Who would deny that the sweetest fortune is to die in one’s sleep? Or that to die at home, tucked in our own bed, is to die for? We should all be so lucky to die instantly, rather than by degrees.
Death comes to everyone. Longevity is a line with a terminus. The laws of nature have set for us a limit not to be exceeded, a boundary of life beyond which we are not meant to pass. The timing of the end of our time, of course, is much less certain.
More straightforward is the over-medicalization of dying.
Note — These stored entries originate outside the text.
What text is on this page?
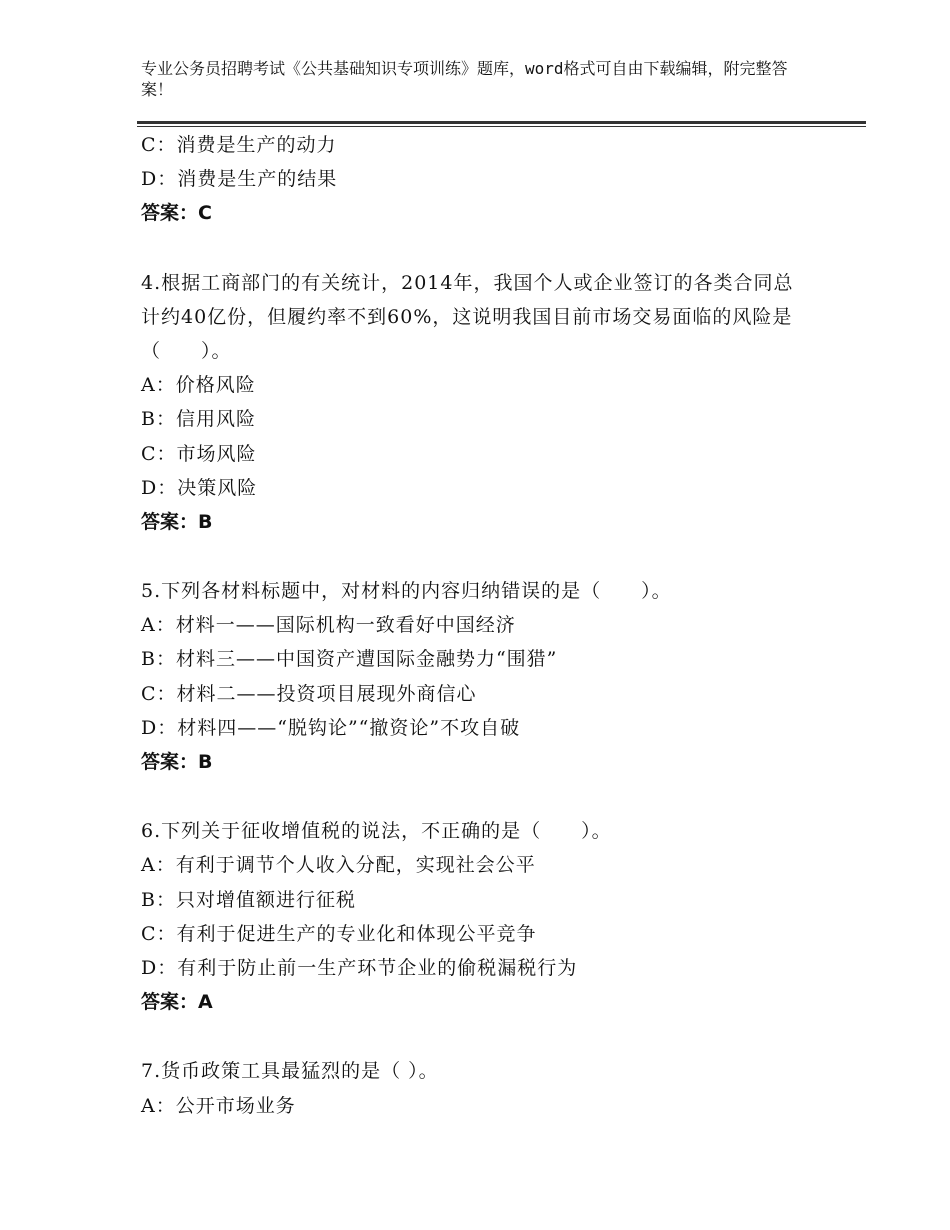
专业公务员招聘考试《公共基础知识专项训练》题库，word格式可自由下载编辑，附完整答案！
C：消费是生产的动力
D：消费是生产的结果
答案：C
4.根据工商部门的有关统计，2014年，我国个人或企业签订的各类合同总计约40亿份，但履约率不到60%，这说明我国目前市场交易面临的风险是（　　）。
A：价格风险
B：信用风险
C：市场风险
D：决策风险
答案：B
5.下列各材料标题中，对材料的内容归纳错误的是（　　）。
A：材料一——国际机构一致看好中国经济
B：材料三——中国资产遭国际金融势力“围猎”
C：材料二——投资项目展现外商信心
D：材料四——“脱钩论”“撤资论”不攻自破
答案：B
6.下列关于征收增值税的说法，不正确的是（　　）。
A：有利于调节个人收入分配，实现社会公平
B：只对增值额进行征税
C：有利于促进生产的专业化和体现公平竞争
D：有利于防止前一生产环节企业的偷税漏税行为
答案：A
7.货币政策工具最猛烈的是（ ）。
A：公开市场业务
We are spending increasing time in hospitals in our final days, suffering through one upon another last-ditch effort that buys us at best weeks more institutionalization, the cost of which too often leaves behind a wretched inheritance of financial hardship.
According to the Dartmouth Atlas Project, which tracks health care trends, a swift catastrophic end is the exception. For more than four in five Americans, death comes only after a long struggle with an incurable illness, such as cancer, heart or respiratory failure, or Alzheimer’s disease. And more than four in five such patients say they want to avoid hospitalization as their earthly life comes to a close.
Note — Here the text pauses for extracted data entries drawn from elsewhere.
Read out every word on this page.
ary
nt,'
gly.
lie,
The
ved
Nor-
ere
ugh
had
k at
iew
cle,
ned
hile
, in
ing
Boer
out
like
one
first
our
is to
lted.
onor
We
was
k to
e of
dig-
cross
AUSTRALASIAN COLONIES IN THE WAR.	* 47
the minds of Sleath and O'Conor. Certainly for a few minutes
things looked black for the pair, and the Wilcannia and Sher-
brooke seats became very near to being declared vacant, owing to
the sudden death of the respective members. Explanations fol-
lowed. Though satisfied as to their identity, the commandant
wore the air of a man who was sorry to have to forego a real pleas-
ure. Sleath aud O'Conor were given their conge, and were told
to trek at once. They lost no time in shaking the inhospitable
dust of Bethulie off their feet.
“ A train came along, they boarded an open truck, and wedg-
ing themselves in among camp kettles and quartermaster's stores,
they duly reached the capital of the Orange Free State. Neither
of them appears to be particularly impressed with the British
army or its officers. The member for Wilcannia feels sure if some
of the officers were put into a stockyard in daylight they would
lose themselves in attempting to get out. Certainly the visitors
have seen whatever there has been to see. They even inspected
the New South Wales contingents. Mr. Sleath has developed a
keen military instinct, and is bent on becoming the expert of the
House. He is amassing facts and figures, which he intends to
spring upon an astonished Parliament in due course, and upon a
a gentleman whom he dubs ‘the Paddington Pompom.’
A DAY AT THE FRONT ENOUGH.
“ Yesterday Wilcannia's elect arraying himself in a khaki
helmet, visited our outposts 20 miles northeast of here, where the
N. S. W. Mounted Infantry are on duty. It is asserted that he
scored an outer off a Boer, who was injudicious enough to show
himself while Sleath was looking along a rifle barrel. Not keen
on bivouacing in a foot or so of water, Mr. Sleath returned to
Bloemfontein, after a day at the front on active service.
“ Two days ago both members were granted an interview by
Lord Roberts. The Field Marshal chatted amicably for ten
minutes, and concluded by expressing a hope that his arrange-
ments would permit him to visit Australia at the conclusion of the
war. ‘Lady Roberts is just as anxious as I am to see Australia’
But that’s not what’s happening.
So desperate are we to prolong our curtain calls that hospitalizations during the last six months are rising. The average time spent in hospice and palliative care, which stresses comfort and quality of life once an illness becomes incurable, is falling. The fatally and frightened ill, or their anguished surrogates, are choosing needless medicine over comfort care, compounding and prolonging physical torments beyond any sensible point.
We have become a society that does not allow those who are close to death to die quickly and peacefully.
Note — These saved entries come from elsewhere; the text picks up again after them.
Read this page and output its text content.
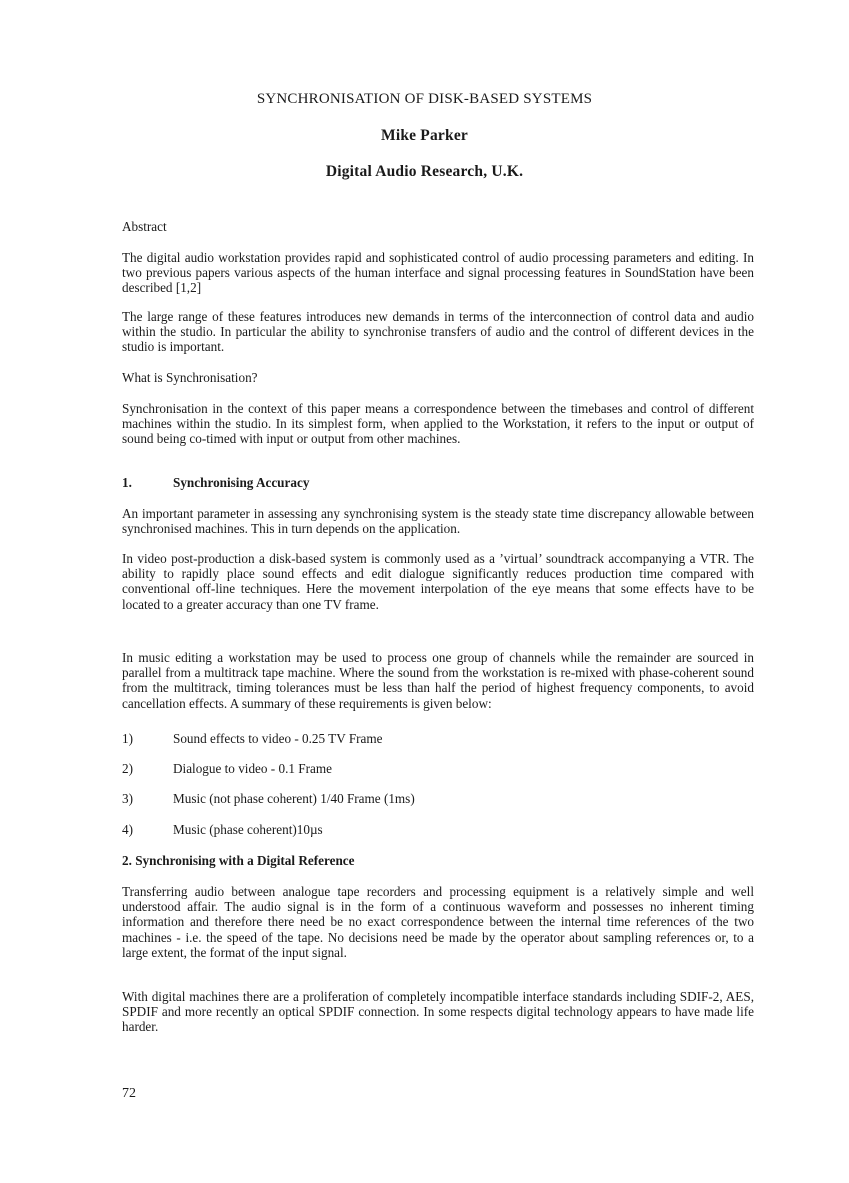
SYNCHRONISATION OF DISK-BASED SYSTEMS
Mike Parker
Digital Audio Research, U.K.
Abstract
The digital audio workstation provides rapid and sophisticated control of audio processing parameters and editing. In two previous papers various aspects of the human interface and signal processing features in SoundStation have been described [1,2]
The large range of these features introduces new demands in terms of the interconnection of control data and audio within the studio. In particular the ability to synchronise transfers of audio and the control of different devices in the studio is important.
What is Synchronisation?
Synchronisation in the context of this paper means a correspondence between the timebases and control of different machines within the studio. In its simplest form, when applied to the Workstation, it refers to the input or output of sound being co-timed with input or output from other machines.
1.	Synchronising Accuracy
An important parameter in assessing any synchronising system is the steady state time discrepancy allowable between synchronised machines. This in turn depends on the application.
In video post-production a disk-based system is commonly used as a ’virtual’ soundtrack accompanying a VTR. The ability to rapidly place sound effects and edit dialogue significantly reduces production time compared with conventional off-line techniques. Here the movement interpolation of the eye means that some effects have to be located to a greater accuracy than one TV frame.
In music editing a workstation may be used to process one group of channels while the remainder are sourced in parallel from a multitrack tape machine. Where the sound from the workstation is re-mixed with phase-coherent sound from the multitrack, timing tolerances must be less than half the period of highest frequency components, to avoid cancellation effects. A summary of these requirements is given below:
1)	Sound effects to video - 0.25 TV Frame
2)	Dialogue to video - 0.1 Frame
3)	Music (not phase coherent) 1/40 Frame (1ms)
4)	Music (phase coherent)10µs
2. Synchronising with a Digital Reference
Transferring audio between analogue tape recorders and processing equipment is a relatively simple and well understood affair. The audio signal is in the form of a continuous waveform and possesses no inherent timing information and therefore there need be no exact correspondence between the internal time references of the two machines - i.e. the speed of the tape. No decisions need be made by the operator about sampling references or, to a large extent, the format of the input signal.
With digital machines there are a proliferation of completely incompatible interface standards including SDIF-2, AES, SPDIF and more recently an optical SPDIF connection. In some respects digital technology appears to have made life harder.
72
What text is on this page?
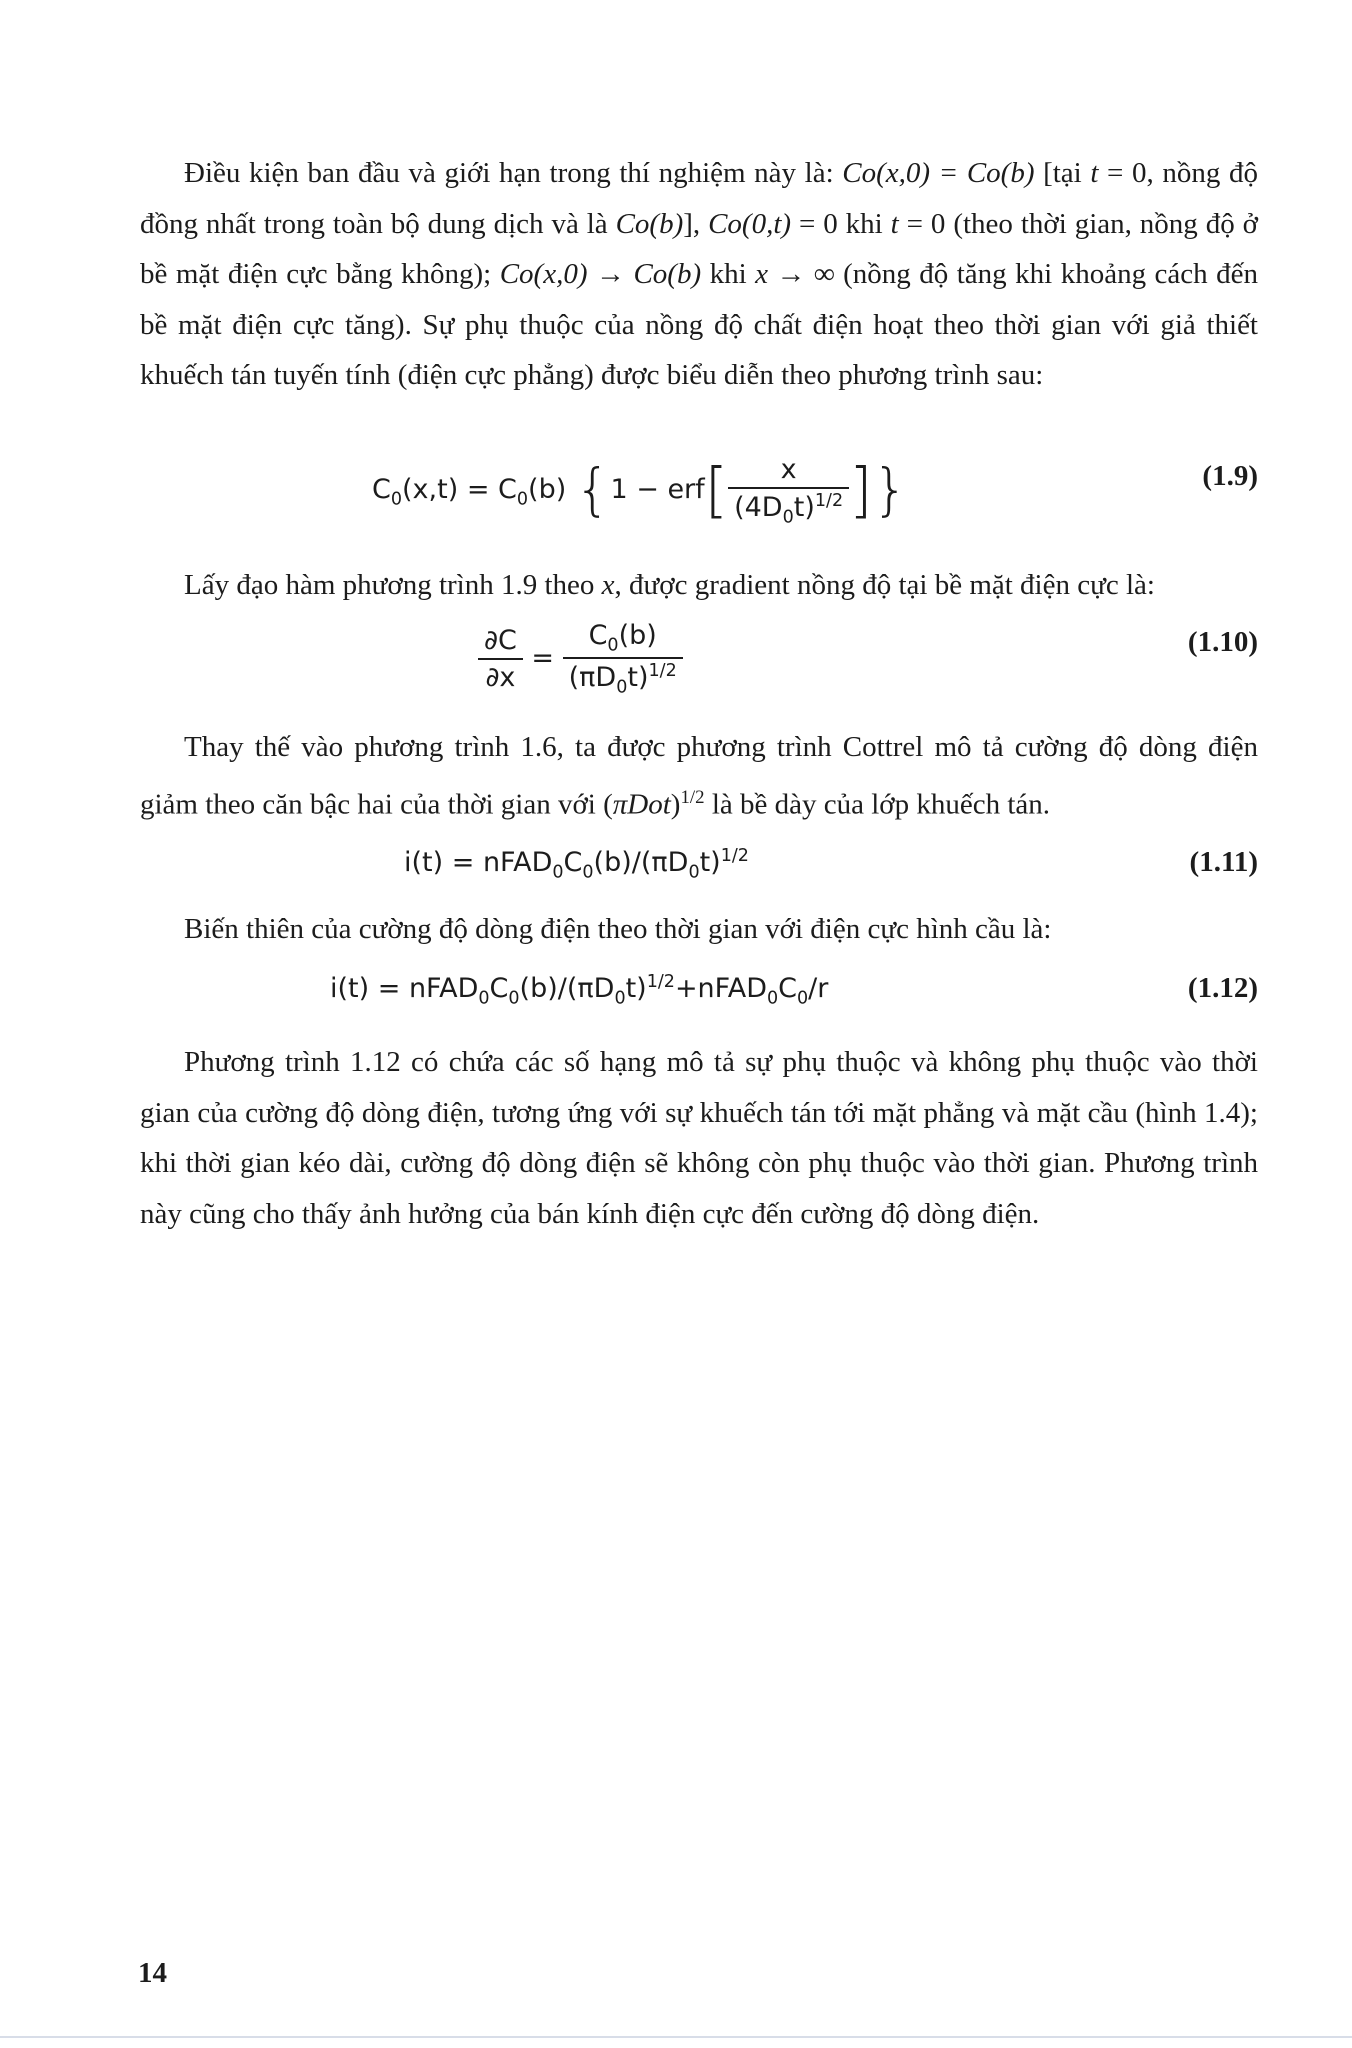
Điều kiện ban đầu và giới hạn trong thí nghiệm này là: Co(x,0) = Co(b) [tại t = 0, nồng độ đồng nhất trong toàn bộ dung dịch và là Co(b)], Co(0,t) = 0 khi t = 0 (theo thời gian, nồng độ ở bề mặt điện cực bằng không); Co(x,0) → Co(b) khi x → ∞ (nồng độ tăng khi khoảng cách đến bề mặt điện cực tăng). Sự phụ thuộc của nồng độ chất điện hoạt theo thời gian với giả thiết khuếch tán tuyến tính (điện cực phẳng) được biểu diễn theo phương trình sau:

$C_0(x,t) = C_0(b) \{1 - erf[ \frac{x}{(4D_0t)^{1/2}}$ ]}	(1.9)

Lấy đạo hàm phương trình 1.9 theo x, được gradient nồng độ tại bề mặt điện cực là:

$\frac{\partial C}{\partial x} = \frac{C_0(b)}{(\pi D_0t)^{1/2}}$	(1.10)

Thay thế vào phương trình 1.6, ta được phương trình Cottrel mô tả cường độ dòng điện giảm theo căn bậc hai của thời gian với $(\pi Dot)^{1/2}$ là bề dày của lớp khuếch tán.

$i(t) = nFAD_0C_0(b)/(\pi D_0t)^{1/2}$	(1.11)

Biến thiên của cường độ dòng điện theo thời gian với điện cực hình cầu là:

$i(t) = nFAD_0C_0(b)/(\pi D_0t)^{1/2}+nFAD_0C_0/r$	(1.12)

Phương trình 1.12 có chứa các số hạng mô tả sự phụ thuộc và không phụ thuộc vào thời gian của cường độ dòng điện, tương ứng với sự khuếch tán tới mặt phẳng và mặt cầu (hình 1.4); khi thời gian kéo dài, cường độ dòng điện sẽ không còn phụ thuộc vào thời gian. Phương trình này cũng cho thấy ảnh hưởng của bán kính điện cực đến cường độ dòng điện.

14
As a result, people today are actually sicker than ever as they die. Patients agree to treatments in the end more injurious than was their illness. Families push for treatment, only to discover that there are worse things than having someone you love die.
Doctors, pressured to press on, practice “exhaustion medicine”, over-treating fatal illness until there are no options remaining to stave off death. All involved feel powerless to brake the seemingly unstoppable momentum of medical treatment. Life in its waning days is ignoble, and death with tubes emerging from every orifice is indecent.
At some point in life, the only thing worse than dying is being kept alive. Months of pain, dread, grief, exhaustion false hope, even horror – so obscene the uselessness of misery.
More precious time at home at life’s end could come sooner if families knew how to talk about alternatives to aggressive treatment. Conversations should be had about what lengths to go before we each – as is likely – one day become seriously or terminally ill.
We have no choice about dying, but we do have a say in the circumstances. At least once, the conversation should involve our doctors.
Right-minded politicians recognize that as a nation we are poorly matching treatments to patient goals and wishes during serious illness and at the end of life. Necessary to correcting this imbalance is facilitating end-of-life counseling – well before our days are done – between ourselves and our physicians. And necessary to such counseling is reimbursement for the physician’s time and guidance.
This sensible and humane idea has been withdrawn under duress time and again due to nonsense about government “death panels”, the phrase at once politically brilliant and terribly misleading issued by cynical politicians joined in connivance with talk-show demagogues trafficking in fear – in this case, our fear of death and dying, and of loss of independence.
Aren’t we all in favor of counseling and palliative care being available to the terminally ill? Shouldn’t cancer patients, as well as people with failing hearts and lungs and minds, get better end-of-life guidance? Why is this idea politically controversial?
This isn’t about euthanasia. It isn’t even about skyrocketing health care costs, though without some national course correction from excessive late-in-life treatment to wide use of hospice and palliative care our extravagant attempts to cheat death will one day bankrupt us as a nation.
Americans need remind themselves that there is no Constitutional right to life everlasting.
It’s about living life and death with dignity, and learning how to let go. Too many are unprepared for the final stages of life, or of a loved one’s life. We must learn better how to die gently.
As for me, when I become threadworn and brittle, when my days and spirit are dwindling, mercy calls that my end not be excrutiatingly slowed by artificial means after any meaningful form of life remains to me. Such a denouement would make a parody of the fullness of my life.
All that I ask – don’t you? – is that my doctors, having been consulted beforehand and compensated for their time, guide me to an easeful death. To deny that to me and to my loved ones would be to add cruelty to misfortune.